Selbstanzeige bei Steuerbetrug auf Prüfstand

Umstrittene Strafbefreiung per Selbstanzeige
Bild: Haufe Online Redaktion

Bei der von Bund und Ländern diskutierten Reform der strafbefreienden Selbstanzeige von Steuerbetrügern zeichnet sich keine rasche Lösung ab.

Vertreter von SPD und Grünen pochen in den Beratungen einer Bund-Länder-Arbeitsgruppe in Berlin auf höhere Hürden und schärfere Vorgaben. Die Union ließ in den Gesprächen am Donnerstag in Berlin dagegen Veränderungen offen. Die umstrittene Strafbefreiung per Selbstanzeige steht auf dem Prüfstand. Auslöser war auch die Steueraffäre um Bayern-München-Präsident Uli Hoeneß. Eine Abschaffung der Selbstanzeige ist derzeit aber kein Thema.
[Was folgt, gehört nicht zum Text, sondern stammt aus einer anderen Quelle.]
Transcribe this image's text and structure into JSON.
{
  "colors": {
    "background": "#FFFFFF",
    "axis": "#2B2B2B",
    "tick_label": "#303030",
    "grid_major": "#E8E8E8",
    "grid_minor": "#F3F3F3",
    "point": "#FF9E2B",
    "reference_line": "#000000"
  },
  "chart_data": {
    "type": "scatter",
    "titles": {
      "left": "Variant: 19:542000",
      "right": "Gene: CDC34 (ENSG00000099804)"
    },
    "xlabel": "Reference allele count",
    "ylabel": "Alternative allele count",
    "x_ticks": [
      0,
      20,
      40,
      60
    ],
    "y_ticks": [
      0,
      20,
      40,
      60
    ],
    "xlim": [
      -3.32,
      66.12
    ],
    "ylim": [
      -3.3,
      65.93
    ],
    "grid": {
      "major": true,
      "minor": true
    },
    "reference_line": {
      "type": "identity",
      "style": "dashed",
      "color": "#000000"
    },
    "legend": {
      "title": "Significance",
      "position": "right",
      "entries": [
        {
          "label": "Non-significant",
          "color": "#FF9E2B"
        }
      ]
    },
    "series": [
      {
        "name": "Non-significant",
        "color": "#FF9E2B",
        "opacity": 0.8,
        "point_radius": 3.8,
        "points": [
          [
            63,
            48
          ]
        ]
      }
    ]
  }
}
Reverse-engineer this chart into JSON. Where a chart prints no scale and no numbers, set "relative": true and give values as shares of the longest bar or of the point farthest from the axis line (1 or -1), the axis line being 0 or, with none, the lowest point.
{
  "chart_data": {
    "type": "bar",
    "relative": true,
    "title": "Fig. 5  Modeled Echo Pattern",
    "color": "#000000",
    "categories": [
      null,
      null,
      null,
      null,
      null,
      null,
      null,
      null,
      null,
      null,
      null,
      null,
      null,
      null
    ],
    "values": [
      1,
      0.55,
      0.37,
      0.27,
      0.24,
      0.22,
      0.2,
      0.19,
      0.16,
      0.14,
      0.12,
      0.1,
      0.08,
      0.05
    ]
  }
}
Die grün-rote Landesregierung von Baden-Württemberg fordert, dass künftig eine wirksame Selbstanzeige davon abhängen müsse, dass sich die Angaben auf die vollen zehn Jahre beziehen. Es könne nicht sein, dass Steuerhinterzieher nur für die letzten fünf Jahre ihre Daten offenlegen müssten, um straffrei zu werden, obwohl der Staat einen Anspruch auf die letzten zehn Jahre hinterzogene Steuern habe, kritisierte Finanzminister Nils Schmidt (SPD). Auch sei eine Betragsgrenze für Selbstanzeigen nötig, "damit sich gerade Millionenhinterzieher nicht einfach freikaufen können".

Hessens Finanzminister Thomas Schäfer (CDU) verwies auf Anfrage darauf, dass die schwarz-gelbe Koalition die Bedingungen für eine Strafbefreiung erst 2011 verschärft habe: "Die Selbstanzeige ist ein bewährtes Mittel für die Rückkehr zur Steuerehrlichkeit." Die Bund-Länder-Arbeitsgruppe prüfe ergebnisoffen, ob nach den jüngsten Erfahrungen weitere Veränderungen erforderlich seien.